Can computer simulation be used in clinical trials? The Avicenna project created a research and technological development roadmap describing how in silico techniques of computer simulation can be introduced into clinical trials.

This is a guest blog post by Marco Viceconti, Executive Director INSIGNEO institute for in silico medicine, University of Sheffield, UK

While computer simulation is widely used for developing and de-risking of a number of ‘mission-critical’ products such as civil aircraft, nuclear power plants, etc., the development and assessment of biomedical products is still predominantly founded on experimental rather than computer-simulated approaches.

Long and complex in vitro experiments, on animals, and then on patients during clinical trials, push development costs to unsustainable levels. It stifles innovation and drives the cost of healthcare provision to unprecedented levels.

To overcome this challenge, the Avicenna Action, funded by the European Union, has engaged 525 experts from 35 countries, including 22 of the 28 EU countries. In an 18-month consensus process, this action has produced a research and technological development roadmap for transforming the biomedical industry by describing the route by which in silico techniques of computer simulation can be introduced into clinical trials.

This document provides an overview of how biomedical products are being developed today. Readers can find out where in silico clinical trials technologies are already being used, and how this area could extend in the future. From the identification of the barriers that prevent wider adoption, we derived a detailed list of research and technological challenges that require pre-competitive funding to be overcome.

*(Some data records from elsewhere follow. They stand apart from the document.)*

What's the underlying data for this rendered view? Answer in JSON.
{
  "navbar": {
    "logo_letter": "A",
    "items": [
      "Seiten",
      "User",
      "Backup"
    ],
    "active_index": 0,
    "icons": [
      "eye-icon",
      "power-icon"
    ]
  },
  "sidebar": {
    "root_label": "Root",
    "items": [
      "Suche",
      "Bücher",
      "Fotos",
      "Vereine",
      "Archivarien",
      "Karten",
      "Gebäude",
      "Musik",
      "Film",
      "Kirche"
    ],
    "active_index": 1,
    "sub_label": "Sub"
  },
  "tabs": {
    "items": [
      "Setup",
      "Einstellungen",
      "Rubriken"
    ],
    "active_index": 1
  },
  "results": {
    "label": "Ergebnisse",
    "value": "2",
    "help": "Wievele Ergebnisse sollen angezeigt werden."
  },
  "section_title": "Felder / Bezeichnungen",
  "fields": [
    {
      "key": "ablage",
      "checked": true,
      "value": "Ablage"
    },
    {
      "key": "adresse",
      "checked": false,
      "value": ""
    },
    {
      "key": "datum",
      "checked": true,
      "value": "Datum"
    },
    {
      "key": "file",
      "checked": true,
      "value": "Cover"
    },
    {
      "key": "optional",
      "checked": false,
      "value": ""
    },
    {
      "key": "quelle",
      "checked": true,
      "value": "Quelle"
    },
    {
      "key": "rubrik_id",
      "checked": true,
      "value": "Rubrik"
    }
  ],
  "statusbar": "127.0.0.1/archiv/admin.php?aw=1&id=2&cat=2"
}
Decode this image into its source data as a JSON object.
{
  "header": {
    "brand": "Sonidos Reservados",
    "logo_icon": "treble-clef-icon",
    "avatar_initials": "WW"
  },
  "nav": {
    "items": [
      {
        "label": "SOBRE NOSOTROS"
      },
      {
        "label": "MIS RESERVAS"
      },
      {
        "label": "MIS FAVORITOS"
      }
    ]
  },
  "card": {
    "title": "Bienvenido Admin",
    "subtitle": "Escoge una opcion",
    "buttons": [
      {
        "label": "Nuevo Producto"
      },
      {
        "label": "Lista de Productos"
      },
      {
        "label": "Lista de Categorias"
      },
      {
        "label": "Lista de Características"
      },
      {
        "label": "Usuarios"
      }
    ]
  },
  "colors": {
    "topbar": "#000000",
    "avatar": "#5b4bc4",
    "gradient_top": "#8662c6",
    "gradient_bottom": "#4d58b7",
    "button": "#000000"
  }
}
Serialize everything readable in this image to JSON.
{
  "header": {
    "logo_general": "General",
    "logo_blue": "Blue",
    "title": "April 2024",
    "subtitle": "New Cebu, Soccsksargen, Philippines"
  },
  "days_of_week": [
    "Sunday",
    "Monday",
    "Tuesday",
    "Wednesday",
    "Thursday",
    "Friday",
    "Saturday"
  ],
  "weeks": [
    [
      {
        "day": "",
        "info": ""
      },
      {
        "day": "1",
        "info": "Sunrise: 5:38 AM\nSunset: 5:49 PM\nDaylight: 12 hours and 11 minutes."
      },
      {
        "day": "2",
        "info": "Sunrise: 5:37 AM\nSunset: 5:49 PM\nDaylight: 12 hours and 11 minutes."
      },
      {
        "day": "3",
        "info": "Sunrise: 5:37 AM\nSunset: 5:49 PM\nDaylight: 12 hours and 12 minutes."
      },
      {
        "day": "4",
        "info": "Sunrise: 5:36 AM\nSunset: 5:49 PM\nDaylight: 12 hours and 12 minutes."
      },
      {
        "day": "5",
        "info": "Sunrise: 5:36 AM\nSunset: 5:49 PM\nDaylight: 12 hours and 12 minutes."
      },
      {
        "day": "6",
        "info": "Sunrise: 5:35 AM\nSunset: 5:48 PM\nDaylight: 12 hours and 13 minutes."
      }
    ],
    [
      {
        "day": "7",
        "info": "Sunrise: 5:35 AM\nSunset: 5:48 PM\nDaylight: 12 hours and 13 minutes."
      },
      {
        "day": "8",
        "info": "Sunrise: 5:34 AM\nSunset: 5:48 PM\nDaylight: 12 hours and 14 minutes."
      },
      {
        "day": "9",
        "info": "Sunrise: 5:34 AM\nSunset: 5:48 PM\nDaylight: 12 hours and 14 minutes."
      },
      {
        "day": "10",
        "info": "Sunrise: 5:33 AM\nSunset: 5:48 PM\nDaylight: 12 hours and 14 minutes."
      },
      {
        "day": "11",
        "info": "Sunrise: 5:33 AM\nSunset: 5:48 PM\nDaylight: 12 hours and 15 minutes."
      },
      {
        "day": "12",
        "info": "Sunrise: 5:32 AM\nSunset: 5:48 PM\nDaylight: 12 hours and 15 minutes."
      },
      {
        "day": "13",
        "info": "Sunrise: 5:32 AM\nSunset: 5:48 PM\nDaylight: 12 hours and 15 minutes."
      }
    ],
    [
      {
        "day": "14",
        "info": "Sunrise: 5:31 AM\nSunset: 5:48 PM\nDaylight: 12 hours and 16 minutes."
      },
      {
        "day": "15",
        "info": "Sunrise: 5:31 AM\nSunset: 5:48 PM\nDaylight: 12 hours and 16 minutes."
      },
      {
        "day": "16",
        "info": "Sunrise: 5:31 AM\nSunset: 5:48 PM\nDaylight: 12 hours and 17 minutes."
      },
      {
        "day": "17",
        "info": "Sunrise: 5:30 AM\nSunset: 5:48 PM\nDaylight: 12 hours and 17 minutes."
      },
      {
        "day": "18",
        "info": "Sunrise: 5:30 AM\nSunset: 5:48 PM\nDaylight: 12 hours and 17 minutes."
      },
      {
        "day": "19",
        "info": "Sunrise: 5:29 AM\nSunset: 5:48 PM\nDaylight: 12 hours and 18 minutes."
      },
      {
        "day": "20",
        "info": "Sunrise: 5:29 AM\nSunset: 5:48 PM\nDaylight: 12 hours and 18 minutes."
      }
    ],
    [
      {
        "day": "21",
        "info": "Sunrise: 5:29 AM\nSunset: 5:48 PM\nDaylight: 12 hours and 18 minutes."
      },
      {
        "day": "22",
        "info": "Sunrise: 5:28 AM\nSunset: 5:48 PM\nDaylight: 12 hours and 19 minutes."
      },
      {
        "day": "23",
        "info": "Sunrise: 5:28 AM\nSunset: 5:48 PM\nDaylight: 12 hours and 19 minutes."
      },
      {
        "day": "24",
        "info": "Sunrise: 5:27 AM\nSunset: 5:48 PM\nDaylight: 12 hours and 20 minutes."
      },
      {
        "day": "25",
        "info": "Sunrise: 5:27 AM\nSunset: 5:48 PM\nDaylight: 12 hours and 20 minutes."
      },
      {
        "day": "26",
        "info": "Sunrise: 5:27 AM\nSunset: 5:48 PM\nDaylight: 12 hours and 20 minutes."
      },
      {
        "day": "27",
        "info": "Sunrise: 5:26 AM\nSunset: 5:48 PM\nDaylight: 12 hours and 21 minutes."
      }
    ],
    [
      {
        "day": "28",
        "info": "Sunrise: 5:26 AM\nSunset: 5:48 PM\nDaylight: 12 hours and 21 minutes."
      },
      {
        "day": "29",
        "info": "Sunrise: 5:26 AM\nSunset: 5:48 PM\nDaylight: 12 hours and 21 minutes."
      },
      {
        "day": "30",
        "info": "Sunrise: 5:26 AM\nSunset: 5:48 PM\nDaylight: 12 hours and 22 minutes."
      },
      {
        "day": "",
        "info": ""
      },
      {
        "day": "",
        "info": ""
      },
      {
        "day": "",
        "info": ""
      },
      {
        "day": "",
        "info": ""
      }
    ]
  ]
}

I suggest that the European Commission, and all other international and national research funding agencies support in silico clinical trial approaches, which could have huge socio-economic impact in the future.

I also propose that industrial and academic stakeholders explore the formation of a pre-competitive alliance to coordinate and implement public and privately funded research on this topic.

Last, but not least, I recommend that regulatory bodies across the world embrace innovation and, in collaboration with academic and industrial experts, develop the framework of standards, protocols and shared resources required to evaluate the safety and the efficacy of biomedical products using in silico clinical trials technologies (ISCT).

As the Avicenna consensus process demonstrated, in a globalised economy, the discourse on ISCT must be developed worldwide. Thus, all agencies should remove as many barriers as possible, and actively support pre-competitive research and technological development across countries and world regions.

The time is now, the challenge is huge. Only if we all work together will we be able to address and overcome that challenge.